As seen above, the charter doesn’t just allow those identifying themselves as homosexuals or “gay” the liberty to live in sexually immoral lifestyles, Biblically speaking, it also allows perfectly reasonable and loving people to believe that the choices that these people are making are detrimental to them and to society as a whole. Similarly, there are those who believe that it is not compassionate to speak against abortion, or divorce, or premarital sex, or gambling, or drug addiction, or pornography addiction, or alcohol abuse, or drunk driving, or any such thing, and they are entitled to hold that opinion and to debate their viewpoint vigorously and even advocate for it. The same can be said, in a free and democratic society, for those who want to see the word “sin” restored to society, and who want to see traditional family values, virtue, integrity, honesty and morality to be promoted in society due to their merits.

Well, Mr. Blake.  Let me bring a few more details of interpreting the Constitution to your attention.  First of all, the premise statement about the "supremacy of God" is in the preamble, and mysteriously does not stipulate which particular notion of God is held to be "supreme", nor does any other part of the Constitution of this country stipulate any particular faith as having supremacy.  This is important, especially in a society where there are so many faiths practiced (and no small number of people who consciously choose not to practice any religion at all).

Second, Mr. Blake seems to misunderstand the fundamental freedoms in S2.  All of those are indisputably individual freedoms.  They do not extend beyond the individual per se.  Mr. McIver, Mr. Blake and everybody else in Canada all bear those freedoms without question.  That does not grant any of them the right to impose their beliefs upon others either directly or indirectly.

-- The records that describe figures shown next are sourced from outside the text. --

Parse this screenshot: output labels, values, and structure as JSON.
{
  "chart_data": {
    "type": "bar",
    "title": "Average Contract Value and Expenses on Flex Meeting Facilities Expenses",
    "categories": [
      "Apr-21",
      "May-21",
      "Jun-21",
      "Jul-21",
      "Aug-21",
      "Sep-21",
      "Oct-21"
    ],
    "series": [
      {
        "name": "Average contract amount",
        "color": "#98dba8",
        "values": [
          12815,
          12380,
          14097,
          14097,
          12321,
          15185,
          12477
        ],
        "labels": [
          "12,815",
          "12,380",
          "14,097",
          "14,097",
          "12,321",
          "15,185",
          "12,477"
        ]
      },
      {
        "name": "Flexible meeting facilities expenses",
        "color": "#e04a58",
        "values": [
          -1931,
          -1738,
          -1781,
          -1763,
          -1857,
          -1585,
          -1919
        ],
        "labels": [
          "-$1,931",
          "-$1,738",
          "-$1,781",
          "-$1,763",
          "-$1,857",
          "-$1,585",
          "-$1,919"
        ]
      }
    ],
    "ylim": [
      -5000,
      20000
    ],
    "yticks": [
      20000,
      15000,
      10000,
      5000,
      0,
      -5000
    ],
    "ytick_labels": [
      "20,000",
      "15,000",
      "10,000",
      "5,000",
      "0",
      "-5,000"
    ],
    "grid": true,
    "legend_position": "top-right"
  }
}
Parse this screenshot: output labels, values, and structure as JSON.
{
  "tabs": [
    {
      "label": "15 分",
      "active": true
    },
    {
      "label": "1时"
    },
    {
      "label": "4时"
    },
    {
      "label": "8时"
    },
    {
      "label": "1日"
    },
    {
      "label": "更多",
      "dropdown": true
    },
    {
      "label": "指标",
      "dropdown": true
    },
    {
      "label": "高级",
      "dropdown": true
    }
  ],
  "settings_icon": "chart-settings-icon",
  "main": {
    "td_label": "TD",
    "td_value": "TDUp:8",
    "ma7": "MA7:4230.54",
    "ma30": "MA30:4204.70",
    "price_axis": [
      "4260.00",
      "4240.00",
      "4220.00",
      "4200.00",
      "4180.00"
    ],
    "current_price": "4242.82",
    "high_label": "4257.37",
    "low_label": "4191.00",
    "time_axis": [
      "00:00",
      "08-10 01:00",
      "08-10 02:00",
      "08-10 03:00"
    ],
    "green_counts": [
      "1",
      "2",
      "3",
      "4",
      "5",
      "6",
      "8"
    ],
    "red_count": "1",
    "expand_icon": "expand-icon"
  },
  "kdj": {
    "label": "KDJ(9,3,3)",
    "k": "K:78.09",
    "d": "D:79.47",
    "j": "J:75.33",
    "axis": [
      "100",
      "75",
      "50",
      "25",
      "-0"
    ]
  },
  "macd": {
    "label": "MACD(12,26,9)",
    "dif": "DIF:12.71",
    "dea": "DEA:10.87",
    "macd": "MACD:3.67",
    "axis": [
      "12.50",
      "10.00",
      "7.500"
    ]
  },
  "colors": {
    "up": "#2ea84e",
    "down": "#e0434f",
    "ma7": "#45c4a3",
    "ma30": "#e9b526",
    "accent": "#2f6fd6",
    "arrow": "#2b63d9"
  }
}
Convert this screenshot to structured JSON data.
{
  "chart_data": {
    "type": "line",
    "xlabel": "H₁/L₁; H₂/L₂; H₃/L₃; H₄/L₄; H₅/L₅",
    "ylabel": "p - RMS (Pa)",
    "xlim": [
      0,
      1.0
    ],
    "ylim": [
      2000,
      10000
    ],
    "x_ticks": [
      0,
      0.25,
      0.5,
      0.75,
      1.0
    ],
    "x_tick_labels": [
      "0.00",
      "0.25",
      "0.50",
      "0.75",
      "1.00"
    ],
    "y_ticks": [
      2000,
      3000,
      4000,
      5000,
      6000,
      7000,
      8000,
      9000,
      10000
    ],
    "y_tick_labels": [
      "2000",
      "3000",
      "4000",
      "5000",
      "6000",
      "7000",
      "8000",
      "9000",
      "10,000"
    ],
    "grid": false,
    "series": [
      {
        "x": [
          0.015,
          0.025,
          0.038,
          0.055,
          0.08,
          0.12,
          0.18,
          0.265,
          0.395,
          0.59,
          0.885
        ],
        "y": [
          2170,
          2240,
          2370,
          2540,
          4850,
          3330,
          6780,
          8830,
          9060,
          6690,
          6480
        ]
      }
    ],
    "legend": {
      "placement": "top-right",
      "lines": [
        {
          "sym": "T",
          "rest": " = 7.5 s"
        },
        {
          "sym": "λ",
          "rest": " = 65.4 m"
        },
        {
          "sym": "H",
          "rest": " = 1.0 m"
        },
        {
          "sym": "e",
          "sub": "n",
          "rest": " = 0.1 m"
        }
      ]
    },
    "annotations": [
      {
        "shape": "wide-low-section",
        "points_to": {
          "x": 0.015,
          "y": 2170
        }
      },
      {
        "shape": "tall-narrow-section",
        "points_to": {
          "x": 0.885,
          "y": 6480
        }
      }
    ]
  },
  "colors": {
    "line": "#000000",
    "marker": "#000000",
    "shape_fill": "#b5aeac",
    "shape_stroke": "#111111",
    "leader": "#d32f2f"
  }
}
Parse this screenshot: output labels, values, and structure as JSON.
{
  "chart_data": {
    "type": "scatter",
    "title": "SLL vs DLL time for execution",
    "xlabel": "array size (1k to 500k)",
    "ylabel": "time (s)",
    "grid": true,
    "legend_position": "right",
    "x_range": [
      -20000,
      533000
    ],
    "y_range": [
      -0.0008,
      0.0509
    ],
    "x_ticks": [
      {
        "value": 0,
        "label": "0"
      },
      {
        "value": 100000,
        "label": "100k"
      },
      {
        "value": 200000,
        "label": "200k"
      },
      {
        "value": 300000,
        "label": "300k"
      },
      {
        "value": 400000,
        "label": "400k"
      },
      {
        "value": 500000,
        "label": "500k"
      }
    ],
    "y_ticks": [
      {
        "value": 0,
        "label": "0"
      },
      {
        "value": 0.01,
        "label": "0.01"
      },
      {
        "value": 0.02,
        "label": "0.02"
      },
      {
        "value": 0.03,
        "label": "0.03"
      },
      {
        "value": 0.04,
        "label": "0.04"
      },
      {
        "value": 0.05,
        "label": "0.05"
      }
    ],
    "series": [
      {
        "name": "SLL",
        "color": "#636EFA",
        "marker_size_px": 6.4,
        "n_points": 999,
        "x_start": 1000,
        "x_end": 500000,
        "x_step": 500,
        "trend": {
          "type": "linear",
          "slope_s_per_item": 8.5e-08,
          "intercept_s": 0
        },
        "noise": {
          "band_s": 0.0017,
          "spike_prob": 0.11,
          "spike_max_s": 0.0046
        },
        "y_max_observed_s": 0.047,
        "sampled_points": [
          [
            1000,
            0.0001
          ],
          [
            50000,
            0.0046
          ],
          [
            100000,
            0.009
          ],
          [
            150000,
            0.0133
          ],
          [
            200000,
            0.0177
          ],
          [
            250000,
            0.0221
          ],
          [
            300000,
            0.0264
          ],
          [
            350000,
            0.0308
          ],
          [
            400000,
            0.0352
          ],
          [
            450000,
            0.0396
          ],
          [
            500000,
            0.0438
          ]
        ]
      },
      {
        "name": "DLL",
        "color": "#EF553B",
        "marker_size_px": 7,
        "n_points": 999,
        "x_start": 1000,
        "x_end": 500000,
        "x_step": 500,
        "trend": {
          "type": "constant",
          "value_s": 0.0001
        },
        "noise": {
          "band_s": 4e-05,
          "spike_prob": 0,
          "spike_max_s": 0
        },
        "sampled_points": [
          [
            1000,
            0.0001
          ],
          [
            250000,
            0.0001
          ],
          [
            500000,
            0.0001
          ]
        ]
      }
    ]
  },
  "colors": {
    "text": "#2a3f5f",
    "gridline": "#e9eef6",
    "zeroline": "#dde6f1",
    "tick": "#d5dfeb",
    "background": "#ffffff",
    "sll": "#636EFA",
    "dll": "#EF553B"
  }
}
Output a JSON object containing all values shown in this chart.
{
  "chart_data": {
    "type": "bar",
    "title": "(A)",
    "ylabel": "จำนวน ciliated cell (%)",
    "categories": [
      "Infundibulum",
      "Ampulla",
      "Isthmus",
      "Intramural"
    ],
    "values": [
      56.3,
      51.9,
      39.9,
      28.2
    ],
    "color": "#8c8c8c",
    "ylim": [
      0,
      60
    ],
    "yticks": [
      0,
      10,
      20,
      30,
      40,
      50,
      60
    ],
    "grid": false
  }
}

Further, Mr. Blake fails to understand one additional point.  Nothing in those freedoms shields anyone from the consequences of their exercise of those rights.  Mr. McIver is absolutely free to associate with Mr. Pawlowski's church, or whatever else he wishes.  Nobody will charge him with anything for it.

That said, Mr. McIver is a politician - a public figure - and one who is angling to become this province's next premier, and possibly the premier for the next four years after an expected 2016 election.  Mr. Pawlowski's preachings may well carry with it a price when it is put in front of the electorate.  Mr. McIver knew that when he started participating in Street Church events, and he knows it now.  When it comes to political figures, the public has a right to know what a candidate believes, and whether or not he would act on those beliefs legislatively.  McIver now has the unfortunately difficult job of convincing a public that has come to see homophobia as electoral poison that his association with Street Church doesn't influence his legislative beliefs.